Seit 1993 beobachtet und begleitet die Brüsseler Repräsentanz der Deutschen Sozialversicherung (DSV) die europäischen Prozesse und das politische Geschehen direkt vor Ort. DGUV Kompakt sprach mit Dr. Franz Terwey, der als langjähriger Leiter die Europavertretung der DSV maßgeblich mit aufgebaut und zum Erfolg geführt hat.

Herr Dr. Terwey, Sie haben die europäische Politik in Brüssel als Leiter der Europavertretung lange Jahre begleitet. Wie hat sich diese verändert?

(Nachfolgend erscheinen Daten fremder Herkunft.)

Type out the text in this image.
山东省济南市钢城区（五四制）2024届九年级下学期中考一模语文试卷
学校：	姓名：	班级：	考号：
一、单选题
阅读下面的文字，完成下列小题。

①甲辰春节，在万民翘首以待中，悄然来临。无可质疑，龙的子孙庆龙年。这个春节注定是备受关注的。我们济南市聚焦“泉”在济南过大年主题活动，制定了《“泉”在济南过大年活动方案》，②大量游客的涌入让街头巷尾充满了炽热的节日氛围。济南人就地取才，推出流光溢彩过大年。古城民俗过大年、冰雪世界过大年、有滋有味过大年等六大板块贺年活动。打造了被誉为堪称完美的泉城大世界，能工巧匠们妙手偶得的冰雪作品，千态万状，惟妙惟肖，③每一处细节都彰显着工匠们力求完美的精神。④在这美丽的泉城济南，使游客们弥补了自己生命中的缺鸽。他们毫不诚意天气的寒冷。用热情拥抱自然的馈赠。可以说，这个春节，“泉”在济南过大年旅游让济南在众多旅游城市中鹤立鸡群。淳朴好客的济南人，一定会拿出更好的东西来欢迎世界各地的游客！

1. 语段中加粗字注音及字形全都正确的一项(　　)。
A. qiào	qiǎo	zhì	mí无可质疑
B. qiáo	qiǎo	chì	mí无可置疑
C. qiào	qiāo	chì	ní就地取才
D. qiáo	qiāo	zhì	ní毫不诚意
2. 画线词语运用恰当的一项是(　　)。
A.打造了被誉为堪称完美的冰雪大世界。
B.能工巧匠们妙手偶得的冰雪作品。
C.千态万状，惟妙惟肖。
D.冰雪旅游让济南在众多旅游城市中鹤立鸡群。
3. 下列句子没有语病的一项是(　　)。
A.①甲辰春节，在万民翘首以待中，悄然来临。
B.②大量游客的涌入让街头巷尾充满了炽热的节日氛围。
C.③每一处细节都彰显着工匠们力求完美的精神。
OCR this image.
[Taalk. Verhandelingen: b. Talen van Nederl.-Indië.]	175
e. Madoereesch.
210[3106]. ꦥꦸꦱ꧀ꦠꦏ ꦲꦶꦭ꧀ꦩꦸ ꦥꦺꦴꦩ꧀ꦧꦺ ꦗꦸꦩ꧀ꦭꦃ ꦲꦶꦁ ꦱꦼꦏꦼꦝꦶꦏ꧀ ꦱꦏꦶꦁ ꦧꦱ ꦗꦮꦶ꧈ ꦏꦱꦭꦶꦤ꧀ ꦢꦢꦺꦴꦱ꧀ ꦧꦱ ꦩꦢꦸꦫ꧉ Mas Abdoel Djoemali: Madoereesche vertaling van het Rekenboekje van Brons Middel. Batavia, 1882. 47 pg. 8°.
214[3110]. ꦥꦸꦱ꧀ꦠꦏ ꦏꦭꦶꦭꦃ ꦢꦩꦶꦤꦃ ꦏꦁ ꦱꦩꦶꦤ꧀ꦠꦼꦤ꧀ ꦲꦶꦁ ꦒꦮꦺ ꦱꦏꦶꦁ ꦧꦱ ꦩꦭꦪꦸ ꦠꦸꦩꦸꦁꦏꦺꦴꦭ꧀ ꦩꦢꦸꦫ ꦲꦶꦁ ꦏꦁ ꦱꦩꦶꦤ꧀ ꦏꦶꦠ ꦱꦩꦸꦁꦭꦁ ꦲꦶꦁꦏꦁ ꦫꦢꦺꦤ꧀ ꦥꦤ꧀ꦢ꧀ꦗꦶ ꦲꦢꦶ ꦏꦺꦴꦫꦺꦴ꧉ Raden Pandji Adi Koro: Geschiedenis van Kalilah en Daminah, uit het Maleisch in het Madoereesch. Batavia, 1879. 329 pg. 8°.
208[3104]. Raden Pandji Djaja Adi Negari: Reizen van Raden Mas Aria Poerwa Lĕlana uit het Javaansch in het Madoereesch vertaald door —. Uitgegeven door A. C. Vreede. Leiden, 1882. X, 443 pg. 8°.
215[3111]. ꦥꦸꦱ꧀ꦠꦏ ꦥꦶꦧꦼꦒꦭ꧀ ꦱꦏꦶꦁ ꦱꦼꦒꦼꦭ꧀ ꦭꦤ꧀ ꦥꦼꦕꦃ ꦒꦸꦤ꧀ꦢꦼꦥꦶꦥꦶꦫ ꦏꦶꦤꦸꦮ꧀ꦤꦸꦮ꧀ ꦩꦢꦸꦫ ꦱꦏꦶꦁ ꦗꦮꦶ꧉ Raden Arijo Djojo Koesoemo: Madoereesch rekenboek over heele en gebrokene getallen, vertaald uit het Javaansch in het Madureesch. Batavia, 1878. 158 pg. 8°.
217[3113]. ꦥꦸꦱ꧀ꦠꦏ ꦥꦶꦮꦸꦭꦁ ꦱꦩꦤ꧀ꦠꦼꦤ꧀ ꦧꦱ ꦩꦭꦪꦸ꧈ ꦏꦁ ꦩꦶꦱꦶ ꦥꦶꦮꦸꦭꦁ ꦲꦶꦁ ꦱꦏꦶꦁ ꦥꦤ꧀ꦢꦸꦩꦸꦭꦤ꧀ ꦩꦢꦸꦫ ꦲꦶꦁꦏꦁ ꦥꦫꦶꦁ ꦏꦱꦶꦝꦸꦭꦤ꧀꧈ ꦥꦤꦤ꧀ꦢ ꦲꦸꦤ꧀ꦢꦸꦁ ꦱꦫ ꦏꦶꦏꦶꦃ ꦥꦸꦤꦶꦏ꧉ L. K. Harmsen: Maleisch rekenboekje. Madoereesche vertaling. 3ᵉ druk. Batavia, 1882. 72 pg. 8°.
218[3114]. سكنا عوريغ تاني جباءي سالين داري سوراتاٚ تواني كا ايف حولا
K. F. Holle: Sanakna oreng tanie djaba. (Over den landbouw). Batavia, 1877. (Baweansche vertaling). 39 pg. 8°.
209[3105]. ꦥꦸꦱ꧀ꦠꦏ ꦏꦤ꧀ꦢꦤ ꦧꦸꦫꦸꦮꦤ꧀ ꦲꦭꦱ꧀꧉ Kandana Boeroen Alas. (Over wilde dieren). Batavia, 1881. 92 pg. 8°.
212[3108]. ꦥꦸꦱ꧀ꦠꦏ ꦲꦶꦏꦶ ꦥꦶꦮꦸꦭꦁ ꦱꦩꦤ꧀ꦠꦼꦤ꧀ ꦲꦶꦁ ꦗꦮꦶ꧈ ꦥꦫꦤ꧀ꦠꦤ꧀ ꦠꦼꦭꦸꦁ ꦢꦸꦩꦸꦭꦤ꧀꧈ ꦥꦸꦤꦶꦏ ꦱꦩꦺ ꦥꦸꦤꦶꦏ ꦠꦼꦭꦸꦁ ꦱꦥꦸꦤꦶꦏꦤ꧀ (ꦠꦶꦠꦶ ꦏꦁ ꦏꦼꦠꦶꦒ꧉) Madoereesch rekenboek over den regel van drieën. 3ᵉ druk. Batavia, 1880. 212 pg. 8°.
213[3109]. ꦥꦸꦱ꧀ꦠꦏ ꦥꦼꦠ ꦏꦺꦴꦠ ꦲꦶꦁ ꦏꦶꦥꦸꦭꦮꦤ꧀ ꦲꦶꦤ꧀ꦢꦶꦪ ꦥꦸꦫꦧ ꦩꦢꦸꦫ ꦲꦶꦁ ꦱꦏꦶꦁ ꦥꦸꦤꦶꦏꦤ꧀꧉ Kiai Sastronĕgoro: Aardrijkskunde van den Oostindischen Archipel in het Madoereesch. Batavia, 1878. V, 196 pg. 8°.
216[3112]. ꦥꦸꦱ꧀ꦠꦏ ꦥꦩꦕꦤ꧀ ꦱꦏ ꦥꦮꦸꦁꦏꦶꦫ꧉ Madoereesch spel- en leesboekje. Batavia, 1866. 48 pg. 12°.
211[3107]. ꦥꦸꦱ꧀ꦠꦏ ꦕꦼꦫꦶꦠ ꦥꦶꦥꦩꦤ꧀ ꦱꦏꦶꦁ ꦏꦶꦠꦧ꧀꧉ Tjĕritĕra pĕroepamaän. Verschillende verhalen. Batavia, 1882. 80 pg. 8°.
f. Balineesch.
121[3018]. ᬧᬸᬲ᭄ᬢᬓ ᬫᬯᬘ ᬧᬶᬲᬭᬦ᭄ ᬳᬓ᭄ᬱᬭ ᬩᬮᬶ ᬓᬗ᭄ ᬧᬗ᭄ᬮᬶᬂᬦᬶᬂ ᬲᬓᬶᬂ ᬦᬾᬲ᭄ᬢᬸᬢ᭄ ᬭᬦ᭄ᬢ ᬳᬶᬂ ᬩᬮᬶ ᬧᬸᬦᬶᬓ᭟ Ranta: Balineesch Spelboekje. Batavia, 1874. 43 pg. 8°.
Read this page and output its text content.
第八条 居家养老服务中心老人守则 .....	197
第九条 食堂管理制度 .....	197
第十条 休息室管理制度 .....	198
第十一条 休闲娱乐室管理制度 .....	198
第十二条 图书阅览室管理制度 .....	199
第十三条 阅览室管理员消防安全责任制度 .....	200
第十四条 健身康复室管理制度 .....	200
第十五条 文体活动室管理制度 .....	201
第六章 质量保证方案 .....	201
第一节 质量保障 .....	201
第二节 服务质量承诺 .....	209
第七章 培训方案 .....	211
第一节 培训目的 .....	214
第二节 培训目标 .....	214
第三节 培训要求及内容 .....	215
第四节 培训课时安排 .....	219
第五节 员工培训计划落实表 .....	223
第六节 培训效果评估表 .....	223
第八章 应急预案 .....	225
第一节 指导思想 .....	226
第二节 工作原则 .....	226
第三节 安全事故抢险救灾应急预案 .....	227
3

Der Einfluss europäischer Politik auf nationale Sozialsysteme verstärkt sich speziell seit der Einführung des EU-Binnenmarktes stetig und in vielfältiger Weise – und zwar meist auf indirektem Wege. Der 1993 geschaffene gemeinsame Wirtschaftsraum führt aufgrund von Freizügigkeit und Dienstleistungsfreiheit innerhalb der EU zwangsläufig zum Ende nationaler Volkswirtschaften und bewirkt eine systematische „Entgrenzung“ aller einzelstaatlich geschlossenen Systeme – auch der Sozialsysteme. Alle Akteure in diesen Systemen, also auch Berufsgenossenschaften und Unfallkassen, müssen sich zunehmend in einem größeren strategischen und operativen Bezugsrahmen, eben transnational, behaupten und bewähren. Dabei zeigt sich rasch, dass das daheim Gewohnte nicht immer ohne weiteres zum Bewährten erklärt werden kann.
Weitere wichtige Meilensteine waren die EU-Währungsunion und die Strategie „Europa 2020“. Sie brachten für die Mitgliedstaaten und ihre Sozialversicherungen den mit Sanktionen durchsetzbaren Zwang zu nachhaltiger Haushaltsgestaltung, was in der Konsequenz eine spürbare Verengung der Korridore für nationale Gesetzgebungsspielräume verursacht. Die Sozialversicherungen, die von der EU als integrale Bestandteile der einzelstaatlichen Budgets definiert werden, befinden sich damit sozusagen „im europäischen Fiskalgriff“: sie werden im Rahmen der jährlichen Haushaltsüberwachung durch die EU-Kommission auf ihre finanzielle Nachhaltigkeit überprüft und durch vergleichende Ergebnismessungen danach beurteilt, ob sie den Anforderungen eines „effective and efficient social spending“ genügen. So verlangen das die EU-Finanzminister. Konkret bedeutet das in der Zeitachse einen wachsenden Erklärungs- bzw. Rechtfertigungsdruck für nationales Ausgabengebaren, also „peer pressure“, aber auch wachsende Vergleichbarkeit von Performanz und Leistungsfähigkeit einzelner Systeme sowie die allmähliche Herausbildung transnational überzeugender Standards und Lösungsansätze.
Und nicht zuletzt möchte ich die Rechtsprechung des Europäischen Gerichtshofes nennen, die uns in den letzten Jahren ja auch eine Reihe von wegweisenden Urteilen zur Vereinbarkeit nationaler Sozialversicherungssysteme mit dem gemeinschaftlichen Freizügigkeits- und Dienstleistungsrecht sowie mit dem Binnenmarkt- und Wettbewerbsrecht der EU gegeben hat, größtenteils freilich eher positiver und damit beruhigender Natur.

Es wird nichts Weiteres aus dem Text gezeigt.